Stair-step cracks in block foundations, cracks that are wet or actively leaking, and cracks wider than about a quarter inch are all signs that you need someone to look at the foundation sooner rather than later. In Selden’s clay-heavy soil, hydrostatic pressure builds gradually and can cause a crack that looked minor in September to be actively leaking by April. The cost difference between sealing a crack early and repairing structural damage from a crack that was left too long is significant we’re talking about the difference between a $1,000 repair and a $15,000 one.
Yes and in a market where the median sold price in Selden has reached $550,000 and is still climbing, the math is worth thinking about clearly.

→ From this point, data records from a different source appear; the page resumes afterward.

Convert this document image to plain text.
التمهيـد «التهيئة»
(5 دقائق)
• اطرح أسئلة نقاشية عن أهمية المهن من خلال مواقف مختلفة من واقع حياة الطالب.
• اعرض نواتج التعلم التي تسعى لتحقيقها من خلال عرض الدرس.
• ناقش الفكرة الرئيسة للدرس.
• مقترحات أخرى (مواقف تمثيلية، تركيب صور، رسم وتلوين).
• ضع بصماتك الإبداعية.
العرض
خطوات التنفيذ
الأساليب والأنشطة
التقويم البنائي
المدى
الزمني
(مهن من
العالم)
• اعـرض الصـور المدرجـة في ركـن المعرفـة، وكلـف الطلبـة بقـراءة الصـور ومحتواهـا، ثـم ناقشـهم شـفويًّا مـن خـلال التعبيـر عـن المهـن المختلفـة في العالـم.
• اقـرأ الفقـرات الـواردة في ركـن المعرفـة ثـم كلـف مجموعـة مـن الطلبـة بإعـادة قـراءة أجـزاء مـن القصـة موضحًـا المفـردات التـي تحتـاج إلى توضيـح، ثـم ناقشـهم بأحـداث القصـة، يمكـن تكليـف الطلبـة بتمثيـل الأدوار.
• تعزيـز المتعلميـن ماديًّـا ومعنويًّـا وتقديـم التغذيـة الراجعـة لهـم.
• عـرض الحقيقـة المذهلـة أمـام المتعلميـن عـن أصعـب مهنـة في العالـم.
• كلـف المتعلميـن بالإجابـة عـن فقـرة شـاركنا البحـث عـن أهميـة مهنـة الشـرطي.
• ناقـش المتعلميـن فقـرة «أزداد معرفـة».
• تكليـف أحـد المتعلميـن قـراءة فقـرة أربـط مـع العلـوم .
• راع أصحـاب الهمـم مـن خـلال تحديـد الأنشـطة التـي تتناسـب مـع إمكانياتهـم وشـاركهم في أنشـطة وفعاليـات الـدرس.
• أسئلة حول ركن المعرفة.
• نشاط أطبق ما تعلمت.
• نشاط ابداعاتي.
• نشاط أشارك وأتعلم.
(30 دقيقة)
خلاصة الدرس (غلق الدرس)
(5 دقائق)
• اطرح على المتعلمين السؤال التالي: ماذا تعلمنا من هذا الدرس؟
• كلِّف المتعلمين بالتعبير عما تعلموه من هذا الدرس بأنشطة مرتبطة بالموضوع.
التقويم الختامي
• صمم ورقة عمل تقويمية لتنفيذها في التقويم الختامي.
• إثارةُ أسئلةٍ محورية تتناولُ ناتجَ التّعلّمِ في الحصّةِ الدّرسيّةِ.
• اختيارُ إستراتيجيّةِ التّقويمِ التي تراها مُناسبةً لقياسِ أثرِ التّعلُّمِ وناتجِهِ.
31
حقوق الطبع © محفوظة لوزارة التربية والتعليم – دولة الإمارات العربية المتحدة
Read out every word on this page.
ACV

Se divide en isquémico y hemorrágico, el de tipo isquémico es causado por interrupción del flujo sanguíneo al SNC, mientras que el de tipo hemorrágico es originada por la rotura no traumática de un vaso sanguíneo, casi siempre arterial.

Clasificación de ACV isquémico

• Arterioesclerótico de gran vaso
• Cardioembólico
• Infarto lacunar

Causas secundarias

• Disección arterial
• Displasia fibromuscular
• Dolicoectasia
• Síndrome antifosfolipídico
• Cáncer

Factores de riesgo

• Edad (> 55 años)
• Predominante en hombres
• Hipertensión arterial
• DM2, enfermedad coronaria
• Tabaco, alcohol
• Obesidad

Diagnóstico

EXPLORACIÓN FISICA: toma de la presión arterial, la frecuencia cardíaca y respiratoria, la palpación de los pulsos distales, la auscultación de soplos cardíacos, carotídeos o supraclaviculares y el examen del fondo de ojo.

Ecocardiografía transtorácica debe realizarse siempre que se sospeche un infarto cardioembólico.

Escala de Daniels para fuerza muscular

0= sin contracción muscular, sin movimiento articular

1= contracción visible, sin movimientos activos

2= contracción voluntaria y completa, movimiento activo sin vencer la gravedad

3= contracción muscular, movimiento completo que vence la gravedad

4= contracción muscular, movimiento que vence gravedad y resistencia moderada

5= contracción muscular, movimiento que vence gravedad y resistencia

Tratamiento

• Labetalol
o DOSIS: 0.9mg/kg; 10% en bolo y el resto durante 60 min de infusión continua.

A wet basement is one of the first things a buyer’s home inspector flags, and it’s one of the most common reasons a deal either falls apart or gets renegotiated at a lower price. A professionally waterproofed basement with a written warranty removes that liability from the table entirely.
Beyond the inspection dynamic, a dry and usable basement adds functional square footage to a home space that can be finished, used for storage, or simply not a source of anxiety for the next owner. A transferable waterproofing warranty is a documented asset that shows up positively in a listing and signals to buyers that the home has been maintained responsibly. For Selden homeowners watching their equity grow, waterproofing is one of the few home improvements that protects the asset value you’ve already built while also improving the day-to-day livability of the home.
The Selden waterproofing market has no shortage of contractors some local, some regional franchises, some national brands with local dealer pages. The difference between a good hire and a bad one usually comes down to a few things that are easy to check before you commit.
First, confirm they’re licensed in New York State and carry general liability and workers’ compensation insurance. This isn’t optional if a worker is injured on your property and the contractor isn’t properly insured, you’re exposed. Second, ask how they diagnose the problem. A contractor who recommends a solution before completing a thorough inspection is selling, not diagnosing. Third, get the warranty in writing and read it. Ask specifically whether it’s transferable to a new buyer in a market like Selden where home values are rising and many owners sell within a decade, that matters. Finally, check that they’re familiar with Town of Brookhaven permit requirements and understand the local conditions Long Island’s glacial soil, the area’s aquifer-fed water table, and the reality that most Selden homes are on septic systems rather than municipal sewer. A contractor who knows this area will handle your job differently than one who doesn’t.